General Mills Inc. (NYSE:GIS) is attempting to navigate a challenging environment within packaged foods and the consumer staples sector. Shares are down nearly 30% from their 2023 high following a string of disappointing results over the past year, highlighted by soft demand trends globally.
We're taking a cautious view of GIS ahead of its upcoming earnings report. While the company is moving forward with efforts to control costs and push pricing in support of margins, declining sales remain a concern.
The next few quarters will be critical for the company to show signs of an operational turnaround to convince the market trends are moving in the right direction. There is also a question on valuation, with GIS continuing to trade at a premium relative to peers. This article covers the key trends to watch.
GIS Q3 Earnings Preview
GIS is set to report its Q3 results on Wednesday, March 20, before the market opens. The current consensus is for EPS of $1.04, representing a 7.6% year-over-year increase.
The market is looking for revenue approaching $5 billion, a decline of -3.2% compared to Q3 2023. Within that amount, organic volumes should be a bit lower, balanced by a higher sales and pricing mix.
Reconciling the expected EPS momentum this quarter, some of that considers improved margins through a "holistic margin management" strategy. This includes steps to rationalize expenses as well as higher pricing realizations.
The recent weakness here largely comes down to the sales trends. All four segments between North America Retail, Pet, North America Foodservice, and International posted negative volumes in Q2. Pet food in particular has been a weak point with an -11% volume decline in Q2, where there are signs the company is losing market share.
Management has cited consumer "value-seeking behavior" implying some substitutions toward cheaper brands in cereal products and pet offerings.

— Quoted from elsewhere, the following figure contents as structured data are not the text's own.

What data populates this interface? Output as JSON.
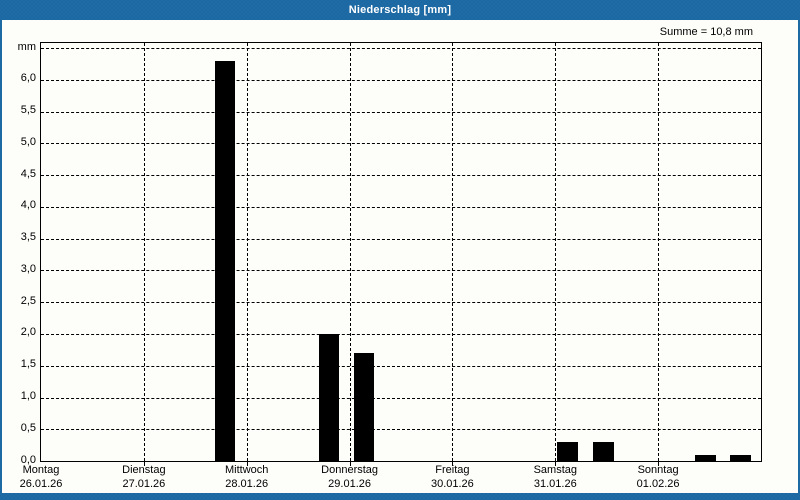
{
  "window": {
    "title": "Niederschlag [mm]"
  },
  "header": {
    "sum_label": "Summe = 10,8 mm"
  },
  "chart_data": {
    "type": "bar",
    "title": "Niederschlag [mm]",
    "sum_mm": "10,8",
    "grid": "dashed",
    "legend": "none",
    "bar_color": "#000000",
    "bar_width_days": 0.2,
    "y_axis": {
      "unit_label": "mm",
      "min": 0,
      "max": 6.5,
      "tick_step": 0.5,
      "tick_labels": [
        "0,0",
        "0,5",
        "1,0",
        "1,5",
        "2,0",
        "2,5",
        "3,0",
        "3,5",
        "4,0",
        "4,5",
        "5,0",
        "5,5",
        "6,0"
      ]
    },
    "x_axis": {
      "span_days": 7,
      "days": [
        {
          "name": "Montag",
          "date": "26.01.26"
        },
        {
          "name": "Dienstag",
          "date": "27.01.26"
        },
        {
          "name": "Mittwoch",
          "date": "28.01.26"
        },
        {
          "name": "Donnerstag",
          "date": "29.01.26"
        },
        {
          "name": "Freitag",
          "date": "30.01.26"
        },
        {
          "name": "Samstag",
          "date": "31.01.26"
        },
        {
          "name": "Sonntag",
          "date": "01.02.26"
        }
      ]
    },
    "bars": [
      {
        "day_offset": 1.79,
        "value": 6.3
      },
      {
        "day_offset": 2.8,
        "value": 2.0
      },
      {
        "day_offset": 3.14,
        "value": 1.7
      },
      {
        "day_offset": 5.12,
        "value": 0.3
      },
      {
        "day_offset": 5.47,
        "value": 0.3
      },
      {
        "day_offset": 6.46,
        "value": 0.1
      },
      {
        "day_offset": 6.8,
        "value": 0.1
      }
    ]
  },
  "colors": {
    "frame_blue": "#1f6ba6",
    "frame_blue_dot": "#155d95",
    "title_text": "#ffffff",
    "chart_bg": "#fdfdfa",
    "axis_and_bars": "#000000"
  }
}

For the full year, the company expects organic net sales growth between a 1% decline to a flat figure. Notably, this was revised lower from the prior 3% to 4% increase forecast, with that change explaining much of the weakness in the stock over the last few months. Adjusted EPS is expected to increase between 4% and 5%.
What's Next For GIS?
When we look at GIS, the case here is that the outlook is hardly inspiring. Beyond what will be softer comps getting into fiscal 2025, there's not much on the horizon to suggest organic sales are set to re-accelerate higher.
We also question how much further room there is to cut expenses and raise pricing as a primary driver of EPS. Ultimately, we just don't see the stock price sustaining a significant rally until there is evidence of a stronger recovery in organic sales.

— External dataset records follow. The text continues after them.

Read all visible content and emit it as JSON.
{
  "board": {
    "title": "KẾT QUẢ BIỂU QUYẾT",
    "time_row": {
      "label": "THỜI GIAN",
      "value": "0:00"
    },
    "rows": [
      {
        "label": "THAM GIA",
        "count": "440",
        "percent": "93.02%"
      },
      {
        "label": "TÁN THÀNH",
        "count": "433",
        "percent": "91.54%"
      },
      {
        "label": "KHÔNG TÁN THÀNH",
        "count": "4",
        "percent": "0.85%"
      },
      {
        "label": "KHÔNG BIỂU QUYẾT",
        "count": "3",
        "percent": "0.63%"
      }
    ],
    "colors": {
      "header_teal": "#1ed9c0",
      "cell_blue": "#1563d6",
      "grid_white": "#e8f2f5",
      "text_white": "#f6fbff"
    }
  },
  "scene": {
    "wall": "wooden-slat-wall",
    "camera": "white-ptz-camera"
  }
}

According to consensus, the market sees GIS sales growth averaging less than 2% over the next two years, while EPS is stronger in the 5% range. The risk here is that this rebound in growth fails to materialize and works to reset earnings expectations lower.
To be clear, many of the headwinds facing General Mills are part of a broader theme facing many companies in the consumer staples sector and packaged foods in particular. The Kraft Heinz Co (KHC) reported its fiscal Q4 earnings in February, with the headline being weak volumes.
WK Kellogg Co (KLG), as a breakfast cereal peer, also posted a decline in sales during its last quarter but noted it had gained market share in the U.S., presumably at the expense of General Mills.
The other factor we're watching is that despite the numerous weak points from GIS's outlook, we note that shares remain valued at a premium over comparable packaged foods stocks. GIS EV to forward EBITDA multiple of 12x is well above an average among names like WK Kellog Co (KLG), Post Holdings Inc (POST), Kellanova Co (K), Kraft Heinz, JM Smucker Co (SJM), and Campbell Soup Co (CPB) closer to 9x.
A similar dynamic is observed across other valuation multiples, including through the P/E and in terms of sales. GIS's 3.5% dividend is also below the 4.3% level from K or 4.6% in shares of KHC. While GIS's larger size and category positioning may justify some spread, our takeaway is that the stock appears expensive, all else equal.
Final Thoughts
We rate GIS as a hold, implying a neutral view on the stock price from the current level under the assumption that the large selloff over the past year has already incorporated many of the weak points.
Naturally, the bullish case for GIS is that the company will prove us wrong when it reports results and outperforms expectations for the rest of the year. While that is a possibility, we're not convinced this quarter will mark that turning point. The base case is for the stock to remain stuck in a tight range between $60 and $70 per share for the foreseeable future.
Monitoring points in this Q3 report include the trends in volumes, margins, and any updates to full-year guidance.